Thanks for the comments. SMD is a microservice that was built and released as part of HPE's system management suite for large HPC systems. It was open-sourced and now is a part of OpenCHAMI. At the moment, OpenCHAMI's version is a fork of the HPE version, but we hope to reconcile the changes ASAP.

You raise a good point about a centralized database. Generally speaking, a central database will become a single point of failure for a data-driven system. In CSM, all databases are clustered and deployed to be resilient against the failure of any physical node.
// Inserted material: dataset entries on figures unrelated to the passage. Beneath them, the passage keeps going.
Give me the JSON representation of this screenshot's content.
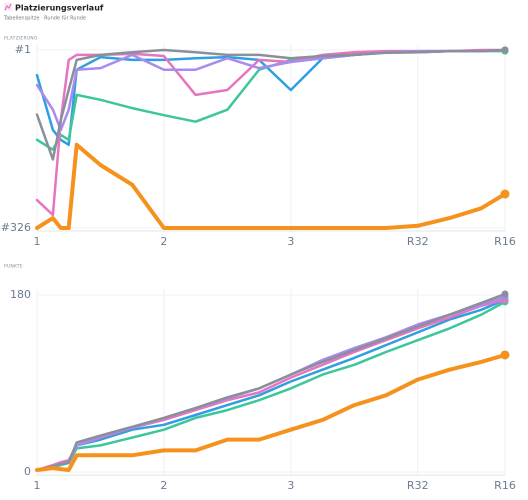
{
  "header": {
    "title": "Platzierungsverlauf",
    "subtitle": "Tabellenspitze · Runde für Runde"
  },
  "chart_data": [
    {
      "type": "line",
      "y_label": "PLATZIERUNG",
      "x": [
        0,
        2,
        3,
        4,
        5,
        8,
        12,
        16,
        20,
        24,
        28,
        32,
        36,
        40,
        44,
        48,
        52,
        56,
        59
      ],
      "xlim": [
        0,
        59
      ],
      "xticks": [
        {
          "value": 0,
          "label": "1"
        },
        {
          "value": 16,
          "label": "2"
        },
        {
          "value": 32,
          "label": "3"
        },
        {
          "value": 48,
          "label": "R32"
        },
        {
          "value": 59,
          "label": "R16"
        }
      ],
      "ylim": [
        326,
        1
      ],
      "yticks": [
        {
          "value": 1,
          "label": "#1"
        },
        {
          "value": 326,
          "label": "#326"
        }
      ],
      "grid": true,
      "series": [
        {
          "color": "#2e9fe0",
          "values": [
            47,
            147,
            165,
            174,
            37,
            14,
            19,
            19,
            16,
            14,
            19,
            74,
            16,
            10,
            5,
            5,
            3,
            3,
            1
          ]
        },
        {
          "color": "#3dc69b",
          "values": [
            165,
            183,
            156,
            165,
            83,
            92,
            107,
            120,
            132,
            110,
            37,
            19,
            16,
            10,
            6,
            5,
            3,
            3,
            3
          ]
        },
        {
          "color": "#e774c0",
          "values": [
            275,
            302,
            129,
            19,
            10,
            10,
            8,
            12,
            83,
            74,
            19,
            23,
            10,
            5,
            3,
            3,
            3,
            1,
            1
          ]
        },
        {
          "color": "#a98af0",
          "values": [
            65,
            110,
            147,
            110,
            37,
            34,
            10,
            37,
            37,
            16,
            34,
            23,
            16,
            10,
            5,
            3,
            3,
            3,
            1
          ]
        },
        {
          "color": "#8a8f99",
          "values": [
            119,
            201,
            129,
            74,
            19,
            10,
            5,
            1,
            5,
            10,
            10,
            16,
            12,
            10,
            6,
            5,
            3,
            3,
            1
          ]
        },
        {
          "color": "#f5921e",
          "values": [
            326,
            308,
            326,
            326,
            174,
            211,
            247,
            326,
            326,
            326,
            326,
            326,
            326,
            326,
            326,
            322,
            308,
            290,
            264
          ]
        }
      ]
    },
    {
      "type": "line",
      "y_label": "PUNKTE",
      "x": [
        0,
        2,
        3,
        4,
        5,
        8,
        12,
        16,
        20,
        24,
        28,
        32,
        36,
        40,
        44,
        48,
        52,
        56,
        59
      ],
      "xlim": [
        0,
        59
      ],
      "xticks": [
        {
          "value": 0,
          "label": "1"
        },
        {
          "value": 16,
          "label": "2"
        },
        {
          "value": 32,
          "label": "3"
        },
        {
          "value": 48,
          "label": "R32"
        },
        {
          "value": 59,
          "label": "R16"
        }
      ],
      "ylim": [
        0,
        180
      ],
      "yticks": [
        0,
        180
      ],
      "grid": true,
      "series": [
        {
          "color": "#2e9fe0",
          "values": [
            2,
            6,
            8,
            10,
            27,
            33,
            43,
            48,
            58,
            68,
            78,
            92,
            104,
            116,
            129,
            142,
            155,
            165,
            175
          ]
        },
        {
          "color": "#3dc69b",
          "values": [
            2,
            5,
            7,
            9,
            24,
            27,
            35,
            43,
            55,
            63,
            73,
            85,
            99,
            109,
            122,
            134,
            146,
            160,
            173
          ]
        },
        {
          "color": "#e774c0",
          "values": [
            2,
            7,
            10,
            12,
            27,
            35,
            45,
            53,
            63,
            73,
            81,
            96,
            109,
            122,
            134,
            146,
            157,
            169,
            175
          ]
        },
        {
          "color": "#a98af0",
          "values": [
            2,
            6,
            8,
            10,
            27,
            36,
            45,
            55,
            65,
            75,
            85,
            99,
            114,
            126,
            137,
            150,
            160,
            170,
            178
          ]
        },
        {
          "color": "#8a8f99",
          "values": [
            2,
            6,
            8,
            10,
            30,
            37,
            46,
            55,
            65,
            76,
            85,
            99,
            112,
            124,
            136,
            148,
            160,
            172,
            181
          ]
        },
        {
          "color": "#f5921e",
          "values": [
            2,
            4,
            3,
            2,
            17,
            17,
            17,
            22,
            22,
            33,
            33,
            43,
            53,
            68,
            78,
            94,
            104,
            112,
            119
          ]
        }
      ]
    }
  ]
}
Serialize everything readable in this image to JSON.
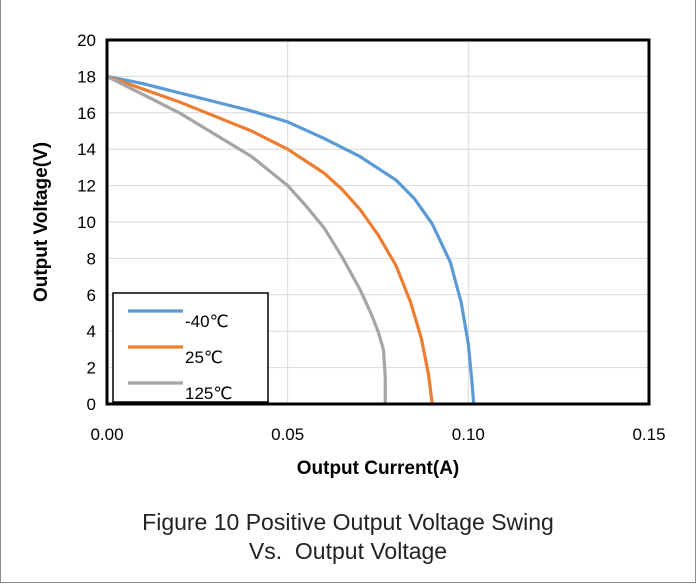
{
  "chart_data": {
    "type": "line",
    "xlabel": "Output Current(A)",
    "ylabel": "Output Voltage(V)",
    "xlim": [
      0,
      0.15
    ],
    "ylim": [
      0,
      20
    ],
    "xticks": [
      "0.00",
      "0.05",
      "0.10",
      "0.15"
    ],
    "yticks": [
      "0",
      "2",
      "4",
      "6",
      "8",
      "10",
      "12",
      "14",
      "16",
      "18",
      "20"
    ],
    "grid": true,
    "legend_position": "bottom-left",
    "series": [
      {
        "name": "-40℃",
        "color": "#5b9bd5",
        "points": [
          [
            0,
            18
          ],
          [
            0.01,
            17.6
          ],
          [
            0.02,
            17.1
          ],
          [
            0.03,
            16.6
          ],
          [
            0.04,
            16.1
          ],
          [
            0.05,
            15.5
          ],
          [
            0.06,
            14.6
          ],
          [
            0.07,
            13.6
          ],
          [
            0.08,
            12.3
          ],
          [
            0.085,
            11.3
          ],
          [
            0.09,
            9.9
          ],
          [
            0.095,
            7.8
          ],
          [
            0.098,
            5.6
          ],
          [
            0.1,
            3.3
          ],
          [
            0.101,
            1.2
          ],
          [
            0.1015,
            0
          ]
        ]
      },
      {
        "name": "25℃",
        "color": "#ed7d31",
        "points": [
          [
            0,
            18
          ],
          [
            0.01,
            17.3
          ],
          [
            0.02,
            16.6
          ],
          [
            0.03,
            15.8
          ],
          [
            0.04,
            15.0
          ],
          [
            0.05,
            14.0
          ],
          [
            0.06,
            12.7
          ],
          [
            0.065,
            11.8
          ],
          [
            0.07,
            10.7
          ],
          [
            0.075,
            9.3
          ],
          [
            0.08,
            7.6
          ],
          [
            0.084,
            5.6
          ],
          [
            0.087,
            3.6
          ],
          [
            0.089,
            1.6
          ],
          [
            0.09,
            0
          ]
        ]
      },
      {
        "name": "125℃",
        "color": "#a5a5a5",
        "points": [
          [
            0,
            18
          ],
          [
            0.01,
            17.0
          ],
          [
            0.02,
            16.0
          ],
          [
            0.03,
            14.8
          ],
          [
            0.04,
            13.6
          ],
          [
            0.05,
            12.0
          ],
          [
            0.055,
            10.9
          ],
          [
            0.06,
            9.7
          ],
          [
            0.065,
            8.1
          ],
          [
            0.07,
            6.3
          ],
          [
            0.073,
            5.0
          ],
          [
            0.075,
            4.0
          ],
          [
            0.0765,
            3.0
          ],
          [
            0.077,
            1.5
          ],
          [
            0.077,
            0
          ]
        ]
      }
    ]
  },
  "caption": {
    "line1": "Figure 10 Positive Output Voltage Swing",
    "line2": "Vs.  Output Voltage"
  }
}
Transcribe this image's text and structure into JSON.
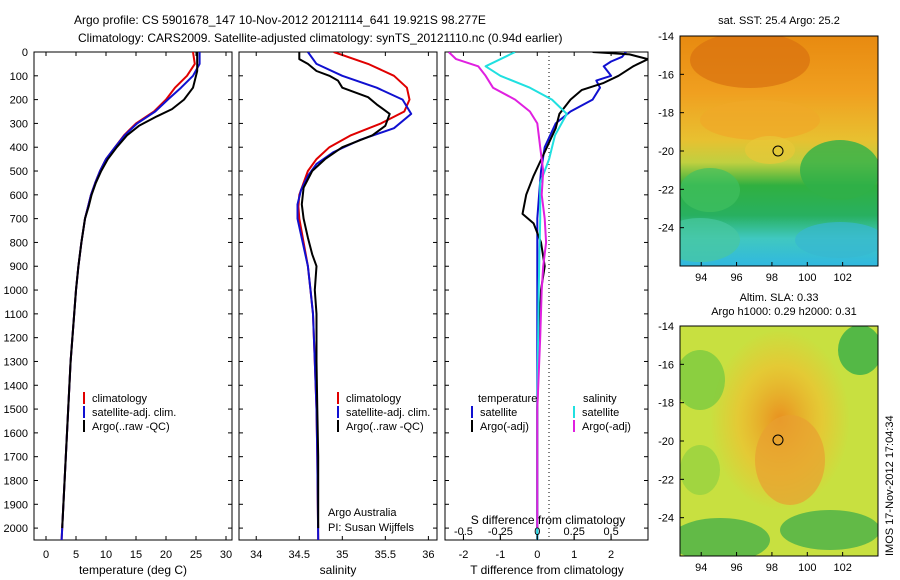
{
  "header": {
    "title_line1": "Argo profile: CS 5901678_147 10-Nov-2012 20121114_641 19.921S 98.277E",
    "title_line2": "Climatology: CARS2009. Satellite-adjusted climatology: synTS_20121110.nc (0.94d earlier)"
  },
  "colors": {
    "climatology": "#e00000",
    "satellite": "#1010d0",
    "argo": "#000000",
    "cyan": "#20e0e0",
    "magenta": "#e020e0"
  },
  "depth_ticks": [
    "0",
    "100",
    "200",
    "300",
    "400",
    "500",
    "600",
    "700",
    "800",
    "900",
    "1000",
    "1100",
    "1200",
    "1300",
    "1400",
    "1500",
    "1600",
    "1700",
    "1800",
    "1900",
    "2000"
  ],
  "temp_panel": {
    "xlabel": "temperature (deg C)",
    "xticks": [
      "0",
      "5",
      "10",
      "15",
      "20",
      "25",
      "30"
    ],
    "legend": [
      "climatology",
      "satellite-adj. clim.",
      "Argo(..raw -QC)"
    ]
  },
  "sal_panel": {
    "xlabel": "salinity",
    "xticks": [
      "34",
      "34.5",
      "35",
      "35.5",
      "36"
    ],
    "legend": [
      "climatology",
      "satellite-adj. clim.",
      "Argo(..raw -QC)"
    ],
    "note1": "Argo Australia",
    "note2": "PI: Susan Wijffels"
  },
  "diff_panel": {
    "xlabel": "T difference from climatology",
    "top_xlabel": "S difference from climatology",
    "xticks": [
      "-2",
      "-1",
      "0",
      "1",
      "2"
    ],
    "s_ticks": [
      "-0.5",
      "-0.25",
      "0",
      "0.25",
      "0.5"
    ],
    "legend_t_title": "temperature",
    "legend_s_title": "salinity",
    "legend_t": [
      "satellite",
      "Argo(-adj)"
    ],
    "legend_s": [
      "satellite",
      "Argo(-adj)"
    ]
  },
  "map_sst": {
    "title": "sat. SST: 25.4 Argo: 25.2",
    "yticks": [
      "-14",
      "-16",
      "-18",
      "-20",
      "-22",
      "-24"
    ],
    "xticks": [
      "94",
      "96",
      "98",
      "100",
      "102"
    ]
  },
  "map_sla": {
    "title1": "Altim. SLA: 0.33",
    "title2": "Argo h1000: 0.29 h2000: 0.31",
    "yticks": [
      "-14",
      "-16",
      "-18",
      "-20",
      "-22",
      "-24"
    ],
    "xticks": [
      "94",
      "96",
      "98",
      "100",
      "102"
    ]
  },
  "footer": {
    "stamp": "IMOS 17-Nov-2012 17:04:34"
  },
  "chart_data": [
    {
      "type": "line",
      "name": "temperature",
      "xlabel": "temperature (deg C)",
      "ylabel": "depth",
      "xlim": [
        -2,
        31
      ],
      "ylim": [
        2050,
        0
      ],
      "series": [
        {
          "name": "climatology",
          "color": "#e00000",
          "points": [
            [
              24.5,
              0
            ],
            [
              24.8,
              50
            ],
            [
              23.5,
              100
            ],
            [
              21.5,
              150
            ],
            [
              20,
              200
            ],
            [
              18,
              250
            ],
            [
              15,
              300
            ],
            [
              13,
              350
            ],
            [
              11.5,
              400
            ],
            [
              10,
              450
            ],
            [
              9,
              500
            ],
            [
              8.2,
              550
            ],
            [
              7.5,
              600
            ],
            [
              7,
              650
            ],
            [
              6.5,
              700
            ],
            [
              5.9,
              800
            ],
            [
              5.4,
              900
            ],
            [
              5,
              1000
            ],
            [
              4.7,
              1100
            ],
            [
              4.4,
              1200
            ],
            [
              4.1,
              1300
            ],
            [
              3.9,
              1400
            ],
            [
              3.7,
              1500
            ],
            [
              3.5,
              1600
            ],
            [
              3.3,
              1700
            ],
            [
              3.1,
              1800
            ],
            [
              2.9,
              1900
            ],
            [
              2.7,
              2000
            ],
            [
              2.6,
              2050
            ]
          ]
        },
        {
          "name": "satellite-adj. clim.",
          "color": "#1010d0",
          "points": [
            [
              25.6,
              0
            ],
            [
              25.6,
              50
            ],
            [
              24.5,
              100
            ],
            [
              22.5,
              150
            ],
            [
              20.3,
              200
            ],
            [
              18.2,
              250
            ],
            [
              15.2,
              300
            ],
            [
              13.1,
              350
            ],
            [
              11.5,
              400
            ],
            [
              10,
              450
            ],
            [
              9,
              500
            ],
            [
              8.2,
              550
            ],
            [
              7.5,
              600
            ],
            [
              7,
              650
            ],
            [
              6.5,
              700
            ],
            [
              5.9,
              800
            ],
            [
              5.4,
              900
            ],
            [
              5,
              1000
            ],
            [
              4.7,
              1100
            ],
            [
              4.4,
              1200
            ],
            [
              4.1,
              1300
            ],
            [
              3.9,
              1400
            ],
            [
              3.7,
              1500
            ],
            [
              3.5,
              1600
            ],
            [
              3.3,
              1700
            ],
            [
              3.1,
              1800
            ],
            [
              2.9,
              1900
            ],
            [
              2.7,
              2000
            ],
            [
              2.6,
              2050
            ]
          ]
        },
        {
          "name": "Argo(..raw -QC)",
          "color": "#000000",
          "points": [
            [
              25.2,
              0
            ],
            [
              25.2,
              80
            ],
            [
              24.5,
              150
            ],
            [
              23,
              200
            ],
            [
              21,
              240
            ],
            [
              18.5,
              270
            ],
            [
              15.5,
              310
            ],
            [
              13.5,
              350
            ],
            [
              11.8,
              400
            ],
            [
              10.3,
              450
            ],
            [
              9.2,
              500
            ],
            [
              8.3,
              550
            ],
            [
              7.6,
              600
            ],
            [
              7.1,
              650
            ],
            [
              6.5,
              700
            ],
            [
              5.9,
              800
            ],
            [
              5.4,
              900
            ],
            [
              5,
              1000
            ],
            [
              4.7,
              1100
            ],
            [
              4.4,
              1200
            ],
            [
              4.1,
              1300
            ],
            [
              3.9,
              1400
            ],
            [
              3.7,
              1500
            ],
            [
              3.5,
              1600
            ],
            [
              3.3,
              1700
            ],
            [
              3.1,
              1800
            ],
            [
              2.9,
              1900
            ],
            [
              2.7,
              2000
            ]
          ]
        }
      ]
    },
    {
      "type": "line",
      "name": "salinity",
      "xlabel": "salinity",
      "ylabel": "depth",
      "xlim": [
        33.8,
        36.1
      ],
      "ylim": [
        2050,
        0
      ],
      "series": [
        {
          "name": "climatology",
          "color": "#e00000",
          "points": [
            [
              34.9,
              0
            ],
            [
              35.3,
              50
            ],
            [
              35.6,
              100
            ],
            [
              35.75,
              150
            ],
            [
              35.78,
              200
            ],
            [
              35.72,
              250
            ],
            [
              35.45,
              300
            ],
            [
              35.1,
              350
            ],
            [
              34.85,
              400
            ],
            [
              34.7,
              450
            ],
            [
              34.6,
              500
            ],
            [
              34.55,
              550
            ],
            [
              34.5,
              600
            ],
            [
              34.49,
              650
            ],
            [
              34.5,
              700
            ],
            [
              34.55,
              800
            ],
            [
              34.6,
              900
            ],
            [
              34.63,
              1000
            ],
            [
              34.66,
              1100
            ],
            [
              34.68,
              1300
            ],
            [
              34.7,
              1500
            ],
            [
              34.71,
              1700
            ],
            [
              34.72,
              2050
            ]
          ]
        },
        {
          "name": "satellite-adj. clim.",
          "color": "#1010d0",
          "points": [
            [
              34.6,
              0
            ],
            [
              34.7,
              50
            ],
            [
              35.0,
              100
            ],
            [
              35.4,
              150
            ],
            [
              35.7,
              200
            ],
            [
              35.8,
              260
            ],
            [
              35.6,
              320
            ],
            [
              35.2,
              370
            ],
            [
              34.9,
              420
            ],
            [
              34.7,
              470
            ],
            [
              34.6,
              520
            ],
            [
              34.52,
              580
            ],
            [
              34.48,
              640
            ],
            [
              34.48,
              700
            ],
            [
              34.54,
              800
            ],
            [
              34.6,
              900
            ],
            [
              34.63,
              1000
            ],
            [
              34.66,
              1100
            ],
            [
              34.68,
              1300
            ],
            [
              34.7,
              1500
            ],
            [
              34.71,
              1700
            ],
            [
              34.72,
              2050
            ]
          ]
        },
        {
          "name": "Argo(..raw -QC)",
          "color": "#000000",
          "points": [
            [
              34.5,
              0
            ],
            [
              34.5,
              30
            ],
            [
              34.6,
              50
            ],
            [
              34.7,
              80
            ],
            [
              34.85,
              100
            ],
            [
              34.95,
              120
            ],
            [
              35.0,
              150
            ],
            [
              35.3,
              190
            ],
            [
              35.4,
              220
            ],
            [
              35.55,
              260
            ],
            [
              35.5,
              310
            ],
            [
              35.35,
              350
            ],
            [
              35.0,
              400
            ],
            [
              34.8,
              450
            ],
            [
              34.65,
              500
            ],
            [
              34.55,
              570
            ],
            [
              34.53,
              640
            ],
            [
              34.55,
              700
            ],
            [
              34.6,
              780
            ],
            [
              34.65,
              850
            ],
            [
              34.7,
              900
            ],
            [
              34.68,
              1000
            ],
            [
              34.7,
              1100
            ],
            [
              34.7,
              1300
            ],
            [
              34.71,
              1500
            ],
            [
              34.72,
              1700
            ],
            [
              34.72,
              2000
            ]
          ]
        }
      ]
    },
    {
      "type": "line",
      "name": "differences from climatology",
      "xlabel": "T difference from climatology",
      "x2label": "S difference from climatology",
      "xlim": [
        -2.5,
        3.0
      ],
      "x2lim": [
        -0.625,
        0.75
      ],
      "ylim": [
        2050,
        0
      ],
      "series": [
        {
          "name": "temperature satellite",
          "color": "#1010d0",
          "points": [
            [
              2.4,
              0
            ],
            [
              2.3,
              20
            ],
            [
              2.0,
              40
            ],
            [
              1.8,
              60
            ],
            [
              1.9,
              80
            ],
            [
              2.0,
              100
            ],
            [
              1.6,
              120
            ],
            [
              1.7,
              150
            ],
            [
              1.5,
              200
            ],
            [
              0.9,
              250
            ],
            [
              0.5,
              300
            ],
            [
              0.2,
              400
            ],
            [
              0.1,
              500
            ],
            [
              0.05,
              600
            ],
            [
              0,
              700
            ],
            [
              0,
              2050
            ]
          ]
        },
        {
          "name": "temperature Argo(-adj)",
          "color": "#000000",
          "points": [
            [
              1.5,
              0
            ],
            [
              2.5,
              10
            ],
            [
              3.0,
              30
            ],
            [
              2.6,
              60
            ],
            [
              2.2,
              100
            ],
            [
              1.8,
              130
            ],
            [
              1.2,
              160
            ],
            [
              0.9,
              200
            ],
            [
              0.6,
              260
            ],
            [
              0.5,
              320
            ],
            [
              0.2,
              420
            ],
            [
              -0.1,
              520
            ],
            [
              -0.3,
              600
            ],
            [
              -0.4,
              680
            ],
            [
              -0.1,
              720
            ],
            [
              0.1,
              800
            ],
            [
              0.2,
              900
            ],
            [
              0.1,
              1000
            ],
            [
              0.05,
              1200
            ],
            [
              0,
              1500
            ],
            [
              0,
              2000
            ]
          ]
        },
        {
          "name": "salinity satellite",
          "color": "#20e0e0",
          "points": [
            [
              -0.15,
              0
            ],
            [
              -0.35,
              60
            ],
            [
              -0.25,
              100
            ],
            [
              -0.05,
              150
            ],
            [
              0.1,
              200
            ],
            [
              0.2,
              260
            ],
            [
              0.12,
              350
            ],
            [
              0.08,
              450
            ],
            [
              0.02,
              550
            ],
            [
              0.02,
              700
            ],
            [
              0.01,
              1000
            ],
            [
              0,
              1500
            ],
            [
              0,
              2050
            ]
          ]
        },
        {
          "name": "salinity Argo(-adj)",
          "color": "#e020e0",
          "points": [
            [
              -0.6,
              0
            ],
            [
              -0.55,
              30
            ],
            [
              -0.4,
              60
            ],
            [
              -0.35,
              100
            ],
            [
              -0.3,
              150
            ],
            [
              -0.15,
              200
            ],
            [
              -0.05,
              250
            ],
            [
              0.0,
              300
            ],
            [
              0.02,
              400
            ],
            [
              0.04,
              500
            ],
            [
              0.03,
              600
            ],
            [
              0.05,
              700
            ],
            [
              0.06,
              800
            ],
            [
              0.04,
              900
            ],
            [
              0.03,
              1000
            ],
            [
              0.02,
              1200
            ],
            [
              0,
              1500
            ],
            [
              0,
              2000
            ]
          ]
        }
      ]
    }
  ]
}
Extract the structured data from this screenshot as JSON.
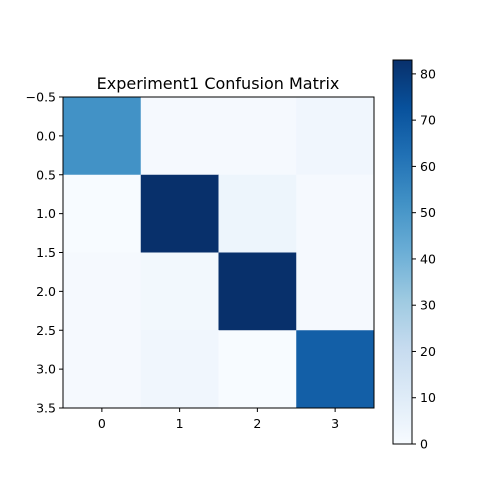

I think we'll head that way with LANL's ochami deployment recip(ies) as well. Having said that, the SMD data doesn't change very frequently and even the state of thousands of nodes can be cached locally for most use cases. Rather than making the datastore more performant and accessible, I'd like to see us gain reliability through good contracts and development practices that encourage the use of robust client-side caches.

I'm not worried about the ip and MAC changes at the moment. Those are mutable in the system and unlikely to change frequently. With alternate pseudo-unique ids to work with that are appropriate for each use case, we shouldn't need to worry. There are edge cases around MAC changes on the management network that introduce "ghost" nodes, but those shouldn't be too difficult to work around if/when they arise.

Thanks for the feedback on UUIDs in logs as an argument for exposing them. That's an excellent point!